The Pesticide Atlas then integrates this dataset to provide a national overview (in either map, graph or table form) of the pesticides and their metabolites in the surface water. For example, it can be used to draw a map of where and how often in a certain year in the Netherlands, the neonicotinoid pesticide imidacloprid exceeds the standard exceedances of the EQS-AA.

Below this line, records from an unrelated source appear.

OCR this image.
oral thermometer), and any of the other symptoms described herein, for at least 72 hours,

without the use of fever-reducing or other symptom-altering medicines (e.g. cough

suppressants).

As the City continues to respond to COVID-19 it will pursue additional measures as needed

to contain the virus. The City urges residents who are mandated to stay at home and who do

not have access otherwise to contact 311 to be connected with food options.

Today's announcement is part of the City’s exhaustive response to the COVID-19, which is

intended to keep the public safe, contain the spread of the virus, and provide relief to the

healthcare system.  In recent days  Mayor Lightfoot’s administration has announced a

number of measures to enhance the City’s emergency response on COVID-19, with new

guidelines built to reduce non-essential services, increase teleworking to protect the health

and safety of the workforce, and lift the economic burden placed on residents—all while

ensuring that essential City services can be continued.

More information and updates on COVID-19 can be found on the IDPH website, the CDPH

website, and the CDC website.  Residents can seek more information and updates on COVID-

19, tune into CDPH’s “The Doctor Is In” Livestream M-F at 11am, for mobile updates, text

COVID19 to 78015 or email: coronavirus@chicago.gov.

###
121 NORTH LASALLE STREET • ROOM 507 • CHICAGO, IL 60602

Since the Pesticide Atlas provides data from 2001 onwards, it can also provide trends of measured concentrations or exceedances over time. The results can also be provided per region, rather than national.

Framework

The corrected datasets and derived products of the Pesticide Atlas are at the heart of several research programmes of the Environmental Biology department:

  • It forms the basis for many desktop studies that underpin risk assessments (e.g. the risks of pesticides in surface waters for dairy production), environmental regulations and policies;
  • Data and products from the Pesticide Atlas are an important input for exposure and toxicity research (in relation to ecosystem risk assessment), linked to the research Ecotoxicology within EB. Field experiments using the information of measured pesticides concentrations in the Dutch surface water are conducted in the Living Lab.
  • A permanent stream/flow of innovative research leads to a continuous improvement and development of products and applications  of the Pesticide Atlas, e.g. the use of Remote Sensing and Citizen Science for determining water quality;
BMA-Framework

Ongoing and anticipated future research

Ongoing and anticipated future research related to the Pesticide Atlas includes:

  • 3A’s - Analysis: trend & time series analysis, spatial analysis, big data analysis. This includes, for example, analyses that improve our understanding of the relationship between land use and pesticides in surface waters;
  • 3M’s : effects of Mixtures, Multi stressors and Multiple scales. Current environmental risk assessment often looks at single substances at a certain location. However, in reality, many substances co-occur in the surface waters in the Netherlands, and this may have strong implications for the local biodiversity and functioning of the ecosystems. Moreover, increased nutrient loadings are often found together with pesticide exceedances; such a multi-stressor environment may result in a different (and sometimes unpredictable) response than a response to only one stressor. Lastly, effects of pesticides (and other stressors) on water fauna can be measured at different scales - both in time (for example, acute response of water fauna to exposure versus the effect on their reproduced offspring) and in space (for example, in a petri dish, aquarium, meso-cosm or living lab experiment). The responses as measured on a smaller scale are not always easy to link to the responses measured at higher scales, due to an increased complexity of the system (for example from one species to a whole ecosystem). Studying the effects at different scales allows for an increased understanding of key processes and mechanisms involved; 
  • Improving monitoring design in time and space to develop improved governmental environmental risk procedures (e.g. accounting for  relevant biological periods/seasons);
  • Improve dataflow: using api, cloud and web services to efficiently move from monitoring by water boards to maps of standard exceedances in the Pesticide Atlas.